I like that it doesn't require any special chemicals or consumables.
It is so dry here that the humidity that it adds is welcome and the little film of wet dries in seconds. I'm not sure I'd like it so much if I lived in a humid place.
Oh- my husband also brews beer which we dispense out of taps on a chest freezer. Every now and then there is a dramatic event where a spray of beer flies majestically. Using the steamer after that happens is good too.
what sort of steam cleaner do you guys have? there's no way I can clean stovetop/counters or anything that isn't on the ground.
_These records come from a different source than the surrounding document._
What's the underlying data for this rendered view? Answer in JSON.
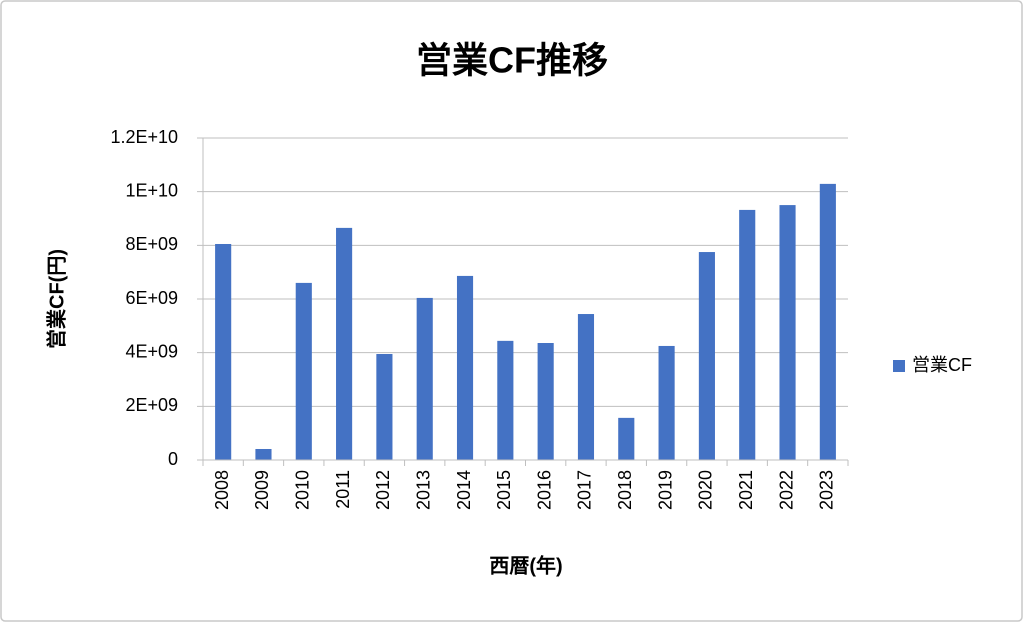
{
  "chart_data": {
    "type": "bar",
    "title": "営業CF推移",
    "x_label": "西暦(年)",
    "y_label": "営業CF(円)",
    "categories": [
      "2008",
      "2009",
      "2010",
      "2011",
      "2012",
      "2013",
      "2014",
      "2015",
      "2016",
      "2017",
      "2018",
      "2019",
      "2020",
      "2021",
      "2022",
      "2023"
    ],
    "series": [
      {
        "name": "営業CF",
        "color": "#4472c4",
        "values": [
          8050000000,
          410000000,
          6600000000,
          8650000000,
          3950000000,
          6040000000,
          6860000000,
          4440000000,
          4360000000,
          5440000000,
          1570000000,
          4250000000,
          7750000000,
          9320000000,
          9500000000,
          10290000000
        ]
      }
    ],
    "ylim": [
      0,
      12000000000
    ],
    "yticks": [
      0,
      {
        "value": 2000000000,
        "label": "2E+09"
      },
      {
        "value": 4000000000,
        "label": "4E+09"
      },
      {
        "value": 6000000000,
        "label": "6E+09"
      },
      {
        "value": 8000000000,
        "label": "8E+09"
      },
      {
        "value": 10000000000,
        "label": "1E+10"
      },
      {
        "value": 12000000000,
        "label": "1.2E+10"
      }
    ],
    "grid": true,
    "legend": "right"
  }
}
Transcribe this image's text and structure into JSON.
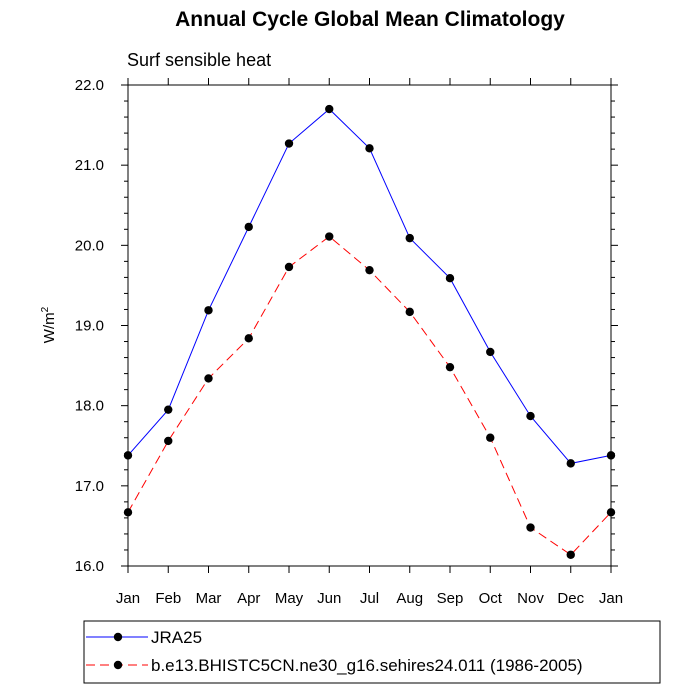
{
  "chart_data": {
    "type": "line",
    "title": "Annual Cycle Global Mean Climatology",
    "subtitle": "Surf sensible heat",
    "ylabel": "W/m",
    "ylabel_superscript": "2",
    "xlabel": "",
    "categories": [
      "Jan",
      "Feb",
      "Mar",
      "Apr",
      "May",
      "Jun",
      "Jul",
      "Aug",
      "Sep",
      "Oct",
      "Nov",
      "Dec",
      "Jan"
    ],
    "ylim": [
      16.0,
      22.0
    ],
    "yticks": [
      "16.0",
      "17.0",
      "18.0",
      "19.0",
      "20.0",
      "21.0",
      "22.0"
    ],
    "grid": false,
    "legend_position": "bottom",
    "series": [
      {
        "name": "JRA25",
        "color": "#0000ff",
        "line_style": "solid",
        "marker": "filled-circle",
        "values": [
          17.38,
          17.95,
          19.19,
          20.23,
          21.27,
          21.7,
          21.21,
          20.09,
          19.59,
          18.67,
          17.87,
          17.28,
          17.38
        ]
      },
      {
        "name": "b.e13.BHISTC5CN.ne30_g16.sehires24.011 (1986-2005)",
        "color": "#ff0000",
        "line_style": "dashed",
        "marker": "filled-circle",
        "values": [
          16.67,
          17.56,
          18.34,
          18.84,
          19.73,
          20.11,
          19.69,
          19.17,
          18.48,
          17.6,
          16.48,
          16.14,
          16.67
        ]
      }
    ]
  }
}
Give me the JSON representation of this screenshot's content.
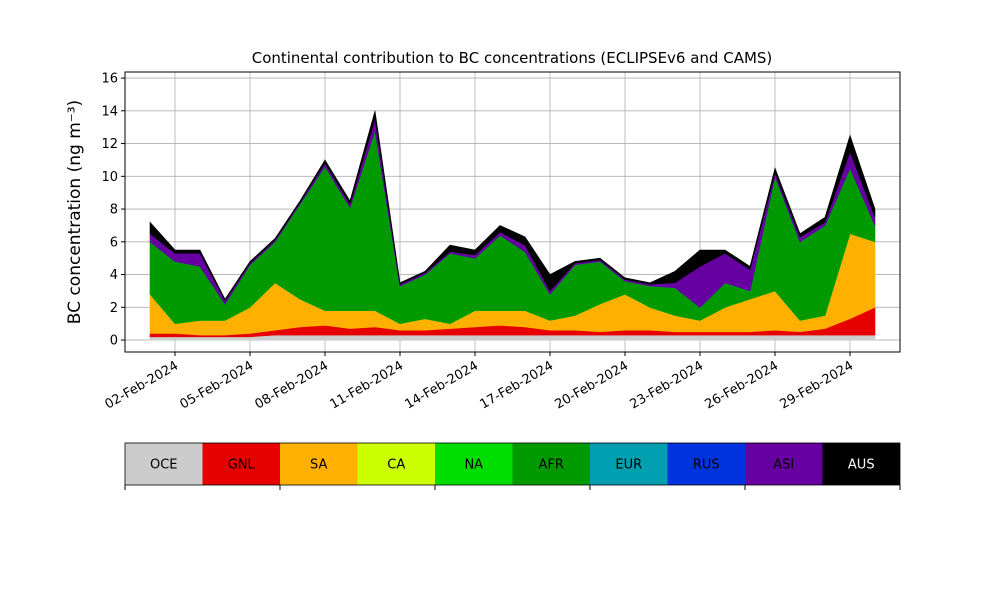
{
  "chart_data": {
    "type": "stacked_area",
    "title": "Continental contribution to BC concentrations (ECLIPSEv6 and CAMS)",
    "y_label": "BC concentration (ng m⁻³)",
    "x": [
      "2024-02-01",
      "2024-02-02",
      "2024-02-03",
      "2024-02-04",
      "2024-02-05",
      "2024-02-06",
      "2024-02-07",
      "2024-02-08",
      "2024-02-09",
      "2024-02-10",
      "2024-02-11",
      "2024-02-12",
      "2024-02-13",
      "2024-02-14",
      "2024-02-15",
      "2024-02-16",
      "2024-02-17",
      "2024-02-18",
      "2024-02-19",
      "2024-02-20",
      "2024-02-21",
      "2024-02-22",
      "2024-02-23",
      "2024-02-24",
      "2024-02-25",
      "2024-02-26",
      "2024-02-27",
      "2024-02-28",
      "2024-02-29",
      "2024-03-01"
    ],
    "xlim": [
      "2024-01-31",
      "2024-03-02"
    ],
    "xticks": [
      {
        "value": "2024-02-02",
        "label": "02-Feb-2024"
      },
      {
        "value": "2024-02-05",
        "label": "05-Feb-2024"
      },
      {
        "value": "2024-02-08",
        "label": "08-Feb-2024"
      },
      {
        "value": "2024-02-11",
        "label": "11-Feb-2024"
      },
      {
        "value": "2024-02-14",
        "label": "14-Feb-2024"
      },
      {
        "value": "2024-02-17",
        "label": "17-Feb-2024"
      },
      {
        "value": "2024-02-20",
        "label": "20-Feb-2024"
      },
      {
        "value": "2024-02-23",
        "label": "23-Feb-2024"
      },
      {
        "value": "2024-02-26",
        "label": "26-Feb-2024"
      },
      {
        "value": "2024-02-29",
        "label": "29-Feb-2024"
      }
    ],
    "ylim": [
      -0.73,
      16.37
    ],
    "yticks": [
      0,
      2,
      4,
      6,
      8,
      10,
      12,
      14,
      16
    ],
    "grid": true,
    "series": [
      {
        "name": "OCE",
        "color": "#cccccc",
        "values": [
          0.2,
          0.2,
          0.2,
          0.2,
          0.2,
          0.3,
          0.3,
          0.3,
          0.3,
          0.3,
          0.3,
          0.3,
          0.3,
          0.3,
          0.3,
          0.3,
          0.3,
          0.3,
          0.3,
          0.3,
          0.3,
          0.3,
          0.3,
          0.3,
          0.3,
          0.3,
          0.3,
          0.3,
          0.3,
          0.3
        ]
      },
      {
        "name": "GNL",
        "color": "#e60000",
        "values": [
          0.2,
          0.2,
          0.1,
          0.1,
          0.2,
          0.3,
          0.5,
          0.6,
          0.4,
          0.5,
          0.3,
          0.3,
          0.4,
          0.5,
          0.6,
          0.5,
          0.3,
          0.3,
          0.2,
          0.3,
          0.3,
          0.2,
          0.2,
          0.2,
          0.2,
          0.3,
          0.2,
          0.4,
          1.0,
          1.7
        ]
      },
      {
        "name": "SA",
        "color": "#ffb000",
        "values": [
          2.4,
          0.6,
          0.9,
          0.9,
          1.6,
          2.9,
          1.7,
          0.9,
          1.1,
          1.0,
          0.4,
          0.7,
          0.3,
          1.0,
          0.9,
          1.0,
          0.6,
          0.9,
          1.7,
          2.2,
          1.4,
          1.0,
          0.7,
          1.5,
          2.0,
          2.4,
          0.7,
          0.8,
          5.2,
          4.0
        ]
      },
      {
        "name": "CA",
        "color": "#ccff00",
        "values": [
          0,
          0,
          0,
          0,
          0,
          0,
          0,
          0,
          0,
          0,
          0,
          0,
          0,
          0,
          0,
          0,
          0,
          0,
          0,
          0,
          0,
          0,
          0,
          0,
          0,
          0,
          0,
          0,
          0,
          0
        ]
      },
      {
        "name": "NA",
        "color": "#00dd00",
        "values": [
          0,
          0,
          0,
          0,
          0,
          0,
          0,
          0,
          0,
          0,
          0,
          0,
          0,
          0,
          0,
          0,
          0,
          0,
          0,
          0,
          0,
          0,
          0,
          0,
          0,
          0,
          0,
          0,
          0,
          0
        ]
      },
      {
        "name": "AFR",
        "color": "#009900",
        "values": [
          3.2,
          3.8,
          3.3,
          1.0,
          2.6,
          2.5,
          5.8,
          8.8,
          6.3,
          11.0,
          2.3,
          2.7,
          4.3,
          3.2,
          4.6,
          3.6,
          1.6,
          3.1,
          2.6,
          0.8,
          1.3,
          1.7,
          0.8,
          1.5,
          0.5,
          7.0,
          4.8,
          5.5,
          4.0,
          1.0
        ]
      },
      {
        "name": "EUR",
        "color": "#00a0b0",
        "values": [
          0,
          0,
          0,
          0,
          0,
          0,
          0,
          0,
          0,
          0,
          0,
          0,
          0,
          0,
          0,
          0,
          0,
          0,
          0,
          0,
          0,
          0,
          0,
          0,
          0,
          0,
          0,
          0,
          0,
          0
        ]
      },
      {
        "name": "RUS",
        "color": "#0033dd",
        "values": [
          0,
          0,
          0,
          0,
          0,
          0,
          0,
          0,
          0,
          0,
          0,
          0,
          0,
          0,
          0,
          0,
          0,
          0,
          0,
          0,
          0,
          0,
          0,
          0,
          0,
          0,
          0,
          0,
          0,
          0
        ]
      },
      {
        "name": "ASI",
        "color": "#6600a0",
        "values": [
          0.5,
          0.5,
          0.8,
          0.2,
          0.1,
          0.1,
          0.1,
          0.2,
          0.2,
          0.7,
          0.1,
          0.1,
          0.1,
          0.2,
          0.2,
          0.4,
          0.2,
          0.1,
          0.1,
          0.1,
          0.1,
          0.3,
          2.5,
          1.8,
          1.3,
          0.2,
          0.3,
          0.2,
          1.0,
          0.5
        ]
      },
      {
        "name": "AUS",
        "color": "#000000",
        "values": [
          0.7,
          0.2,
          0.2,
          0.1,
          0.1,
          0.1,
          0.1,
          0.2,
          0.2,
          0.5,
          0.1,
          0.1,
          0.4,
          0.3,
          0.4,
          0.5,
          1.0,
          0.1,
          0.1,
          0.1,
          0.1,
          0.7,
          1.0,
          0.2,
          0.2,
          0.3,
          0.2,
          0.3,
          1.0,
          0.5
        ]
      }
    ]
  }
}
It's akin to taking a vacuum cleaner on the counter :confused:
Don't forget that the individual ingredients most likely do not maintain their individual properties when mixed together. Mixing them together produces a chemical reaction (constantly going - usually two-way reactions), so the amount put into the mixture is most likely not the amount of solution actually present in the mixture. Of course, I don't know how they measure the contents of cleaning products (chemical analysis versus recipe). Chemistry is fascinating.
Water is a good example. A glass of H2O isn't pure H20 (minus the minerals). It is actually H2O with trace amounts of HO, and H30+, yet you don't see "hydronium ions" and "hydroxide ions" on the ingredients label in a bottle of water. :D
It's called "The Shark." The canister is maybe the size of a 1-1/2 gallon container. It has a shoulder strap, or it can sit on the counter while you do the stovetop. Mine looks a little different from the current model pictured in the link.